In general I agree that PHP mail() function should take a part of blame here for not exposing a sane interface. Spammers have abused many bugs where programmers failed to sanitize "To:" or "From:" addresses and attackers could pass \r and \n characters (which allowed adding BCC fields, effectively sending e-mails to arbitrary addresses).
> Also the vuln does not apply to CLI sendmail...
Sure it does:
>> ...will result in the followig list of arguments passed to sendmail program:
EDIT: you probably meant to say that the vulnerability is only triggered when CLI sendmail is called via mail(), which is true. Configuring PHPMail to use sendmail via CLI directly apparently doesn't expose this vulnerability.
> What I am saying is that input sanitization would prevent this attack because it will only allow valid characters to get to your mailer,
you have to be careful with the meaning of "valid" though: What's valid in one context might not be in another context. Do you want to limit the character set to the least common denominator of non-special characters valid in all possible contexts your address might be used?

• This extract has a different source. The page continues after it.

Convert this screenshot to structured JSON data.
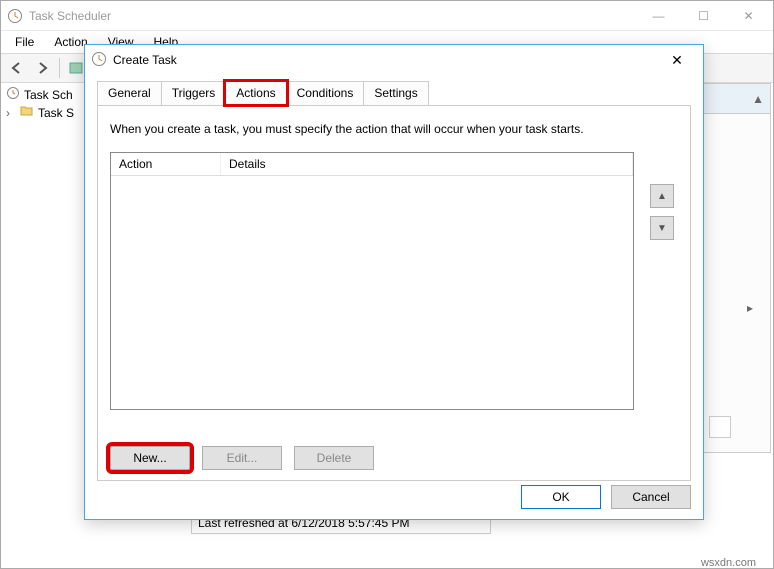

What if you don't exclude some character because it's not special in any of the current contexts but then you later add another thing to the mix that uses in-band signalling? Now you need to update your whitelist and remove even more "invalid" characters.
This won't end well for you.
I would recommend you don't put a restriction on the input (aside of what the RFC defines as valid) and instead correctly escape (or throw if your context doesn't support escaping) when moving the raw data to a new context.
In this case, I think the problem is in PHP's `mail()` function that put stuff in shell context without any escaping.
The fix should be happing in `mail()` (which is internally shelling out and thus switching context), not in the caller and certainly not in the frontend controller when it needs to decide whether a given email address is valid or not.
I think you are taking my argument too far. Valid input doesn't mean it is safe to use in any context. It just means that anything which is invalid at the start shouldn't even have the chance to get in the system.
You should still properly escape data when passed to another context, no doubt about it.
I am also not suggesting "dirty" practices like replacing double quotes (Wordpress) or magically escaping quotes on input (PHP prior to... 5?). But if you know the input should be a number, allow only digits and '.' and clean everything else. And validate the range too! If you need a database ID, validate form and existence. If you need an e-mail address, run it through filter_var. Always. There is no reason not to.